Von da an lebt Peter Lorson in französischem Milieu. 1915 tritt er, ebenfalls in Belgien, ins Noviziat des Jesuitenordens ein. Inzwischen ist der Erste Weltkrieg ausgebrochen und Belgien von der deutschen Armee besetzt worden. Bei einer Ausweiskontrolle fällt auf, dass dieser junge Deutsche, der er ja immer noch ist, bis dahin keinen Militärdienst geleistet hat. Er wird einberufen und nach kurzer Ausbildung zunächst an die russische Front geschickt, dann nach dem Waffenstillstand dort 1917 nach Nordfrankreich. Weil er Französisch versteht, wird er in eine Abhörabteilung eingegliedert. Sein Bericht über diese Zeit liest sich wie eine Abenteuergeschichte. Die Schuld an diesem Krieg sieht er eher beim deutschen Kaiserreich als bei der französischen Republik, und so ist es ihm nicht unwillkommen, dass er in französische Gefangenschaft gerät, wo er sich als Elsaß-Lothringer ausgibt. Er kommt in ein entsprechendes Gefangenenlager, meldet sich zur französischen Armee und wird zur Marine eingezogen.
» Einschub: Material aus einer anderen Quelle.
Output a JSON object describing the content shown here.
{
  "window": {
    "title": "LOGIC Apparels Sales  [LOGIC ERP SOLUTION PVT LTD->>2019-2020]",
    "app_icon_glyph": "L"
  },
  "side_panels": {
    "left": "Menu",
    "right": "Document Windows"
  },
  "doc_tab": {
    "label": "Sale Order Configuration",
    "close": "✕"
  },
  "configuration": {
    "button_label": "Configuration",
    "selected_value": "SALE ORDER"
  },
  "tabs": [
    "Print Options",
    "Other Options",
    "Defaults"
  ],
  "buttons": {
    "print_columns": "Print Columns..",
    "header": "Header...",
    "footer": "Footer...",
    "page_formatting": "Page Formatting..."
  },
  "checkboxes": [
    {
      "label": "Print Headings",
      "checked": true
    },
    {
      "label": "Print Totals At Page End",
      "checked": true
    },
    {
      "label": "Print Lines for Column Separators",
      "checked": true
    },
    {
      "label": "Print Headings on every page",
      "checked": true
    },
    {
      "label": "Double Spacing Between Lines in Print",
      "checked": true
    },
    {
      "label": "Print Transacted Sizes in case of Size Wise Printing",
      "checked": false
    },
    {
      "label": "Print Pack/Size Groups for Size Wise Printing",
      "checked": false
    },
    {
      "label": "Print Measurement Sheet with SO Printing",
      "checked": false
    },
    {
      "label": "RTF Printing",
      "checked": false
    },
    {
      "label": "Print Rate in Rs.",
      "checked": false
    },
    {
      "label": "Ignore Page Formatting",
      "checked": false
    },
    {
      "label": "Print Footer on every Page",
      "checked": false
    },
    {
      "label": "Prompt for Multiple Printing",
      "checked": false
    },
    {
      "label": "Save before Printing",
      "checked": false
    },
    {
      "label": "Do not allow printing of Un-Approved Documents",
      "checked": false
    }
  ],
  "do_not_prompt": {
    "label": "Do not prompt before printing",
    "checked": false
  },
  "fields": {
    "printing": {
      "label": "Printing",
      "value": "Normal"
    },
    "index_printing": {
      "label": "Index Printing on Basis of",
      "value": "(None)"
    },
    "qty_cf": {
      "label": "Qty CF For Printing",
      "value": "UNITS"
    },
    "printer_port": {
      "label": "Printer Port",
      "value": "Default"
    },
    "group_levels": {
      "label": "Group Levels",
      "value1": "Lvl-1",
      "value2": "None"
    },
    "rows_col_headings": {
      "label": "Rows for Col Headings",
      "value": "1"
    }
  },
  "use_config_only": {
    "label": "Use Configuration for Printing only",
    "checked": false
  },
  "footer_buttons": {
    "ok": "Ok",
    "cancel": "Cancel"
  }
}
Darüber geht der Krieg zu Ende.
Nach dem Krieg folgen die für Jesuiten üblichen langen Studienjahre, für kurze Zeit in England, meistens in Frankreich. Nun wird Peter Lorson französischer Staatsbürger und nennt sich als solcher Pierre. 1929 wird er zum Priester geweiht und kann in seiner Heimatkirche St.Gangolf in Differten im Kreis seiner Familie Primiz feiern. Gerne wäre er als Missionar in ferne Länder gegangen, während seiner Ausbildung in der Apostolischen Schule hat er von China geträumt, aber die Ordensoberen bestimmen einen anderen Weg für ihn: Zunächst wird er Lehrer in Lille, dann Seelsorger und Prediger in Straßburg. Auf der Kanzel des Münsters hat er großen Erfolg.
Als im September 1939 der Zweite Weltkrieg ausbricht, wird Pierre Lorson eingezogen und für kurze Zeit als Sanitäter eingesetzt bei den Einheiten, die die Maginot-Linie im Unterelsaß besetzt halten, danach tut er dort und in den Vogesen Dienst als Militärpfarrer. Nach dem Waffenstillstand im Sommer 1940 aus der Armee entlassen, begibt er sich nach Südfrankreich in den unbesetzten Teil des Landes, weil er sonst mit seiner Verhaftung rechnen müsste. Er betätigt sich als Lehrer im Priesterseminar in Fréjus und als Prediger in verschiedenen Orten an der Côte d'Azur. Erst im Frühjahr 1945 gelingt ihm die Heimkehr nach Differten, wo er seine Schwestern mit ihren Familien wieder trifft, nicht aber seine Eltern. Dass sein Vater tot ist, weiß er, jedoch nicht, dass seine Mutter im Februar 1945 während der Evakuierung gestorben ist.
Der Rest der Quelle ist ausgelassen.